“所以通过您的表,我不光可以看出您是一个懂表的行家,同时我还看得出,您是位重感情的人。”

    这话一出,方经理才惊讶抬眸,终于肯正眼看向面前的女人。

    在成功拉近彼此关系的下一步,汤倪稍稍走前两步,虚指了一下表盘,语气真诚地挑起话头:

    “不过,刚才在为您擦拭表盘的过程中,我发现在45秒到47秒之间,表盘内的秒针存在细微颤幅,粗略猜测应该是秒轮的轮齿出现了顶齿或刮齿的现象。”

    说着,她抬手朝右前方指了指,十分体贴地指路道:

    “前面静福路往西走三个红绿灯,那条街有许多名表服务中心,距离我们现在的位置大概有不到二十分钟的车程,有时间的话可以过去让那边的机械师替您看一下,记得提前预约。”

    段伏城眼力极佳,他清晰地留意到男子手中的礼品袋、礼品盒甚至包裹那方裹叠手表的绒布,每一样上面都印刻着茂岄的logo。

    身为对客部门的经理,她不但亲自下来归还客人的遗落物品。

    同时周到至极,将客人的贵重物品顺手清理,妥当收置,既服务到位,又显得诚意十足。

    最重要的是。

    她在归还的过程中,特意选用了带有自家酒店logo的外包装,这就相当于是在潜意识的对客人进行二次宣传。

    确实聪明。

    目光微移,段伏城将视线缓缓落在汤倪身上。

    她就那般身量伶仃地站在男子面前。

    既没有离得太远给人尴尬胆怯的感觉,也不会离得太近,让人觉得用力过猛,热情到谄媚的地步。

    她自始至终都是张弛有度。

    举止谈吐从容得当,不卑不亢,进退自如。

    原来她认真工作的时候,是与上课时的佛系、和平时的散漫全然不同的反差状态。

    她是真的,八面玲珑。

    那边将人送走的汤倪刚一转身,发现段伏城还等在原地。

    她挑挑眉梢,眸光盈盈,似有星石燃烧,碎光琳琅而旖旎,灼亮地生动。

    汤倪望着他,红唇勾翘,很是熟络地跟他招了招手,“你今天也是来交接工作的吗?”

    “是。

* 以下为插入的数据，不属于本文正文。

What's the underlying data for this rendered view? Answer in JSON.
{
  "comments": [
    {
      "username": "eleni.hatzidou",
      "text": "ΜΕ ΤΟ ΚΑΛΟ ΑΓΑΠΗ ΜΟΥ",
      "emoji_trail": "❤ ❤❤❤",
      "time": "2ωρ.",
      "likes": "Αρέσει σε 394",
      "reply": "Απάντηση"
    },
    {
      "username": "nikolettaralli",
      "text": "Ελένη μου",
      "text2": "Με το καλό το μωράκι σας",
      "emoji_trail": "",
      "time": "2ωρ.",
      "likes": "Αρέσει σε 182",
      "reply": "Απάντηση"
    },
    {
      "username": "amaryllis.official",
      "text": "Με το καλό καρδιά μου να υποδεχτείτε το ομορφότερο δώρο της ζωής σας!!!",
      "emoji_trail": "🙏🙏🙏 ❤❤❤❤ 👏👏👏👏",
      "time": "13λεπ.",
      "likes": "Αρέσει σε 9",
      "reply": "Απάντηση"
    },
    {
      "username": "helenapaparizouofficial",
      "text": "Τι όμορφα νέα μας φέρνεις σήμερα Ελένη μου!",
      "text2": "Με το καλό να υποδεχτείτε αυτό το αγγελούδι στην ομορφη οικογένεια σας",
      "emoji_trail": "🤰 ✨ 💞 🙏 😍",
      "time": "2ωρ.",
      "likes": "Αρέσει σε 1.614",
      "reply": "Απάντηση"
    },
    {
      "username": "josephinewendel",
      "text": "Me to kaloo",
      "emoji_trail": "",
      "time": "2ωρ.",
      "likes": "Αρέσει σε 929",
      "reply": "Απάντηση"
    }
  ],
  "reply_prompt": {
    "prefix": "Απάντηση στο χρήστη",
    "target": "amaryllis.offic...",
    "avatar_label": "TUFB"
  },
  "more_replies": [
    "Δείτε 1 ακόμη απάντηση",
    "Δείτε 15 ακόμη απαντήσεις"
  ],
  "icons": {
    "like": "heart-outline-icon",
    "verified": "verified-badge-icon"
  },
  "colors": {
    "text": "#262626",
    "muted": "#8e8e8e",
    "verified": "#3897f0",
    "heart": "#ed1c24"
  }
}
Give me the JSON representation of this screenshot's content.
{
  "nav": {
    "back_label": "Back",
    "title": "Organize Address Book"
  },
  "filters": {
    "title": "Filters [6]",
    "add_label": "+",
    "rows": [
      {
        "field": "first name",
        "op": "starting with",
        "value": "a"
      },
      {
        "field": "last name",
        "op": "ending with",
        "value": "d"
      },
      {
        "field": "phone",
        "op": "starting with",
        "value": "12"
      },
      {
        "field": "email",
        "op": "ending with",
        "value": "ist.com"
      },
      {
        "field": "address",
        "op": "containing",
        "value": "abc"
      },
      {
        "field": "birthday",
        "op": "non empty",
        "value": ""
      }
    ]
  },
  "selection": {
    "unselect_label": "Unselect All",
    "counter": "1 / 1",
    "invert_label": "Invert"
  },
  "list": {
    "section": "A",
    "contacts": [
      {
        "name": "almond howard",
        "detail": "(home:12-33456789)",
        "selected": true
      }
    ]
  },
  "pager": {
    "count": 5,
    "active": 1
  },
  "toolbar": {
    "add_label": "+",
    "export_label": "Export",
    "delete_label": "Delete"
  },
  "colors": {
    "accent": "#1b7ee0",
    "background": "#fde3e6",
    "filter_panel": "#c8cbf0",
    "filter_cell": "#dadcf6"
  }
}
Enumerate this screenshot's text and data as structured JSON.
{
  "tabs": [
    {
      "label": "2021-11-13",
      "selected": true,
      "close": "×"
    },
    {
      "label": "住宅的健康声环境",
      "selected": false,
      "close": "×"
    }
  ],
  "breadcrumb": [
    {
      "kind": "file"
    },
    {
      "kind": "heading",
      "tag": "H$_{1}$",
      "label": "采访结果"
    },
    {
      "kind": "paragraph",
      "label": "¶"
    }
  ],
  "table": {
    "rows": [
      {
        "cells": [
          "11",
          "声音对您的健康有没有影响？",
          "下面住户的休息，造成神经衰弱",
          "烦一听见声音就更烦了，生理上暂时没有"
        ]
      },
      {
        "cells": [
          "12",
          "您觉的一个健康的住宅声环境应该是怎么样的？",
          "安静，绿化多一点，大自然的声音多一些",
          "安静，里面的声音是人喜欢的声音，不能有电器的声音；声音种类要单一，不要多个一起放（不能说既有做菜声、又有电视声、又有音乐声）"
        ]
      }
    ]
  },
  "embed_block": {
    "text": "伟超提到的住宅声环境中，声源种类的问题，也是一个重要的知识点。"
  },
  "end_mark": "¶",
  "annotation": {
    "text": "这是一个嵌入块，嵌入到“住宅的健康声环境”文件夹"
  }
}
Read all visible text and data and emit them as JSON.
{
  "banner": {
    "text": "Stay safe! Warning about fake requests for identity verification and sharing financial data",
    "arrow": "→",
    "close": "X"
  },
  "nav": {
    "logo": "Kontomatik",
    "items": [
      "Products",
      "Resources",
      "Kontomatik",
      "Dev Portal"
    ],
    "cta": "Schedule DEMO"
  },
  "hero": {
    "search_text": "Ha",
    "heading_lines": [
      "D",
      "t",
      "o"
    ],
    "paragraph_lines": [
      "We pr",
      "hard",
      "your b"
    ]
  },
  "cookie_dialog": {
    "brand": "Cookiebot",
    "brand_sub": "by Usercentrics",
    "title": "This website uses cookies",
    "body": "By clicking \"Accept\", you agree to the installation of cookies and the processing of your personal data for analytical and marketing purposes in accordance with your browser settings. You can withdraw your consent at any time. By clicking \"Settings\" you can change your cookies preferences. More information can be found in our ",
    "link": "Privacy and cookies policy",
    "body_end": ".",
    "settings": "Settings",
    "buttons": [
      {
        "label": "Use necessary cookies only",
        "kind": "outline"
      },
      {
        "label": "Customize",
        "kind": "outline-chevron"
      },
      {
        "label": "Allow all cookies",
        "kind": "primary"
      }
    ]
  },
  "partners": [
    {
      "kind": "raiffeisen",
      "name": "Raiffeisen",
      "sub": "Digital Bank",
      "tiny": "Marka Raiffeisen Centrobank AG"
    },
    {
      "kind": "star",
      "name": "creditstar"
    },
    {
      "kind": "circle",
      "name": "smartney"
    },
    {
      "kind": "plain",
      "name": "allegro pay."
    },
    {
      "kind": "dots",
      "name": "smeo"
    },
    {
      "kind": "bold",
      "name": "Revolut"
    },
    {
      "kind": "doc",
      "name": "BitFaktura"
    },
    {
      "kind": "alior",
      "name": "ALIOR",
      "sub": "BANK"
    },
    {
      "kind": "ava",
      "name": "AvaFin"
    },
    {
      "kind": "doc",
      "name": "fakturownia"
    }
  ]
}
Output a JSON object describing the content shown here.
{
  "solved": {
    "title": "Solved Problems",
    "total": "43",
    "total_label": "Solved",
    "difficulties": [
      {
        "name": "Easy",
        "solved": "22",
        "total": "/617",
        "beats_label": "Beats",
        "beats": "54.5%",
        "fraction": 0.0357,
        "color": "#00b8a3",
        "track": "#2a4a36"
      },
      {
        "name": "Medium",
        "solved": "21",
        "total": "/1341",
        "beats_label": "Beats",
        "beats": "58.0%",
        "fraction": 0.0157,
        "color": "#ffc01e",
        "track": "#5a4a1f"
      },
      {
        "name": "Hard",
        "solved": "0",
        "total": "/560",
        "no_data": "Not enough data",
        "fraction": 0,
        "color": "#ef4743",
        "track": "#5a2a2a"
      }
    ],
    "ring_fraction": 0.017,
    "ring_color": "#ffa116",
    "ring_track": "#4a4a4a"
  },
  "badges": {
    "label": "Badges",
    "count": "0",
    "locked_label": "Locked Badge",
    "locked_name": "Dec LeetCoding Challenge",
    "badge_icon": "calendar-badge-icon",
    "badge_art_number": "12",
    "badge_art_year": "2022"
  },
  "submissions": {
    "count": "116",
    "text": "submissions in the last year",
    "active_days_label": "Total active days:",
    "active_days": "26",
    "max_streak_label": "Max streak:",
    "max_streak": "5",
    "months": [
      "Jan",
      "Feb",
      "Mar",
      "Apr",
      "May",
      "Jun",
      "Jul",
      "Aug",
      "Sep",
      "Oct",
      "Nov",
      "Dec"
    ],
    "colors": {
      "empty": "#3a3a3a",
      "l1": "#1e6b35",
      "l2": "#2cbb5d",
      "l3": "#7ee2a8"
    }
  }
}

”

    段伏城不紧不慢地迈步走至她身侧,眼眸半垂,睇视她片刻,薄唇翕动,嗓音温沉地低声问道:

    “明天就要离开这里了,还在这么用心宣传?”

    汤倪闻言,知晓他是听到了刚才自己与客人的对话。

    她轻笑一声,跟着男人一同走进酒店大堂,逻辑清晰地回答他:

    “虽然茂岄被舟季收购了,茂岄的员工要离开了,但这里的名字依然还是叫‘茂岄’。不管它之后会被建造成什么样的风格模式,酒店永远都在这里。假设他今天把我赠予他的礼品盒随手放在车里,那么下次他开车看到这个盒子的时候,就会想起茂岄。”

    “如果他随手扔了呢?”段伏城问。

    “那么至少他在每一次戴手表的时候,都会想到我今天的服务,下次团建,他依然会选择茂岄。”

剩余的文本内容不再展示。